Wednesday, February 27, 2013


 This is the village where we first discovered the Kente weavers.  They weave the same way and live similar to the way their ancestors did

 The looms where they weave Kente. 

 This young man is a very fast Kente weaver and he is only 11 or 15, depending on the day you ask.

 Here are many Kente weavers.  You can always tell when you see one by the colorful trails of thread.

 Here is a Kente factory.  No mechanization here, everything is done the same way as their ancestors.  In this case it is all under one roof in a nice open aired building.

 The strips of Kente cloth are hung for viewing and possible purchase. 

Some of Kente cloth is sewn together to make larger pieces.  Most of the cloth is about 5" wide by 6' long.  They can be woven longer, up to 30' in length if needed or ordered.  
 Sister Lyon being shown how to wear a single strip of Kente.

 Elder Lyon with the weaver of this Kente cloth.  This is one of the first pieces we bought.

 Kente cloth can be used for many purposes.  Sister Lyon wears this one as an accent for her dress.  Most Africans are more that willing to pose for photos as are Justice and David.

 The tie worn by Elder Lyon was made from a Kente cloth woven in this village.  The sweet lady, Mousie, wove this basket for us.

 The Kente cloth can be sewn together to make beautiful dresses.

 These 2 lovely women of Kpong District are wearing their Kente dresses and matching headscarf. 

 This is the way the men wear their Kente robes.  Love the contrast of the man wearing the traditional robes of a chief, while talking on a cell phone.

At the annual Yam Festival in Ho there was a gorgeous array of people wearing Kente.  This man is the regional chief and those around him are all dressed in their finest apparel of Kente.

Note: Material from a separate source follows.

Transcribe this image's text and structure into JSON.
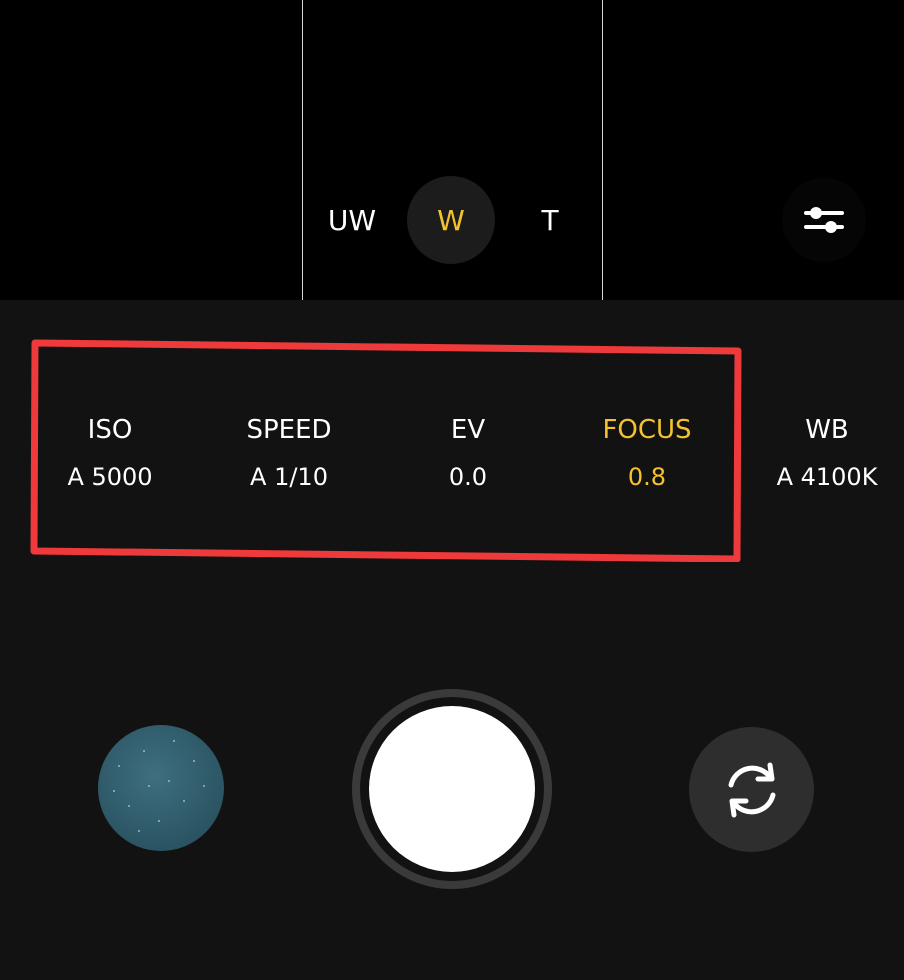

Legend has it that Kente was first made by 2 Ashanti friends who went hunting in an Asanteman forest.  They found a spider making its web.  The friends stood and watched the spider for 2 days then returned home and implemented what they had seen.  There are many uses for the Kente cloth as has been shown.  We love to hear the rhythmic clicking sounds that emanate when the Kente weavers are working their craft.  We hope you enjoy Kente cloth too.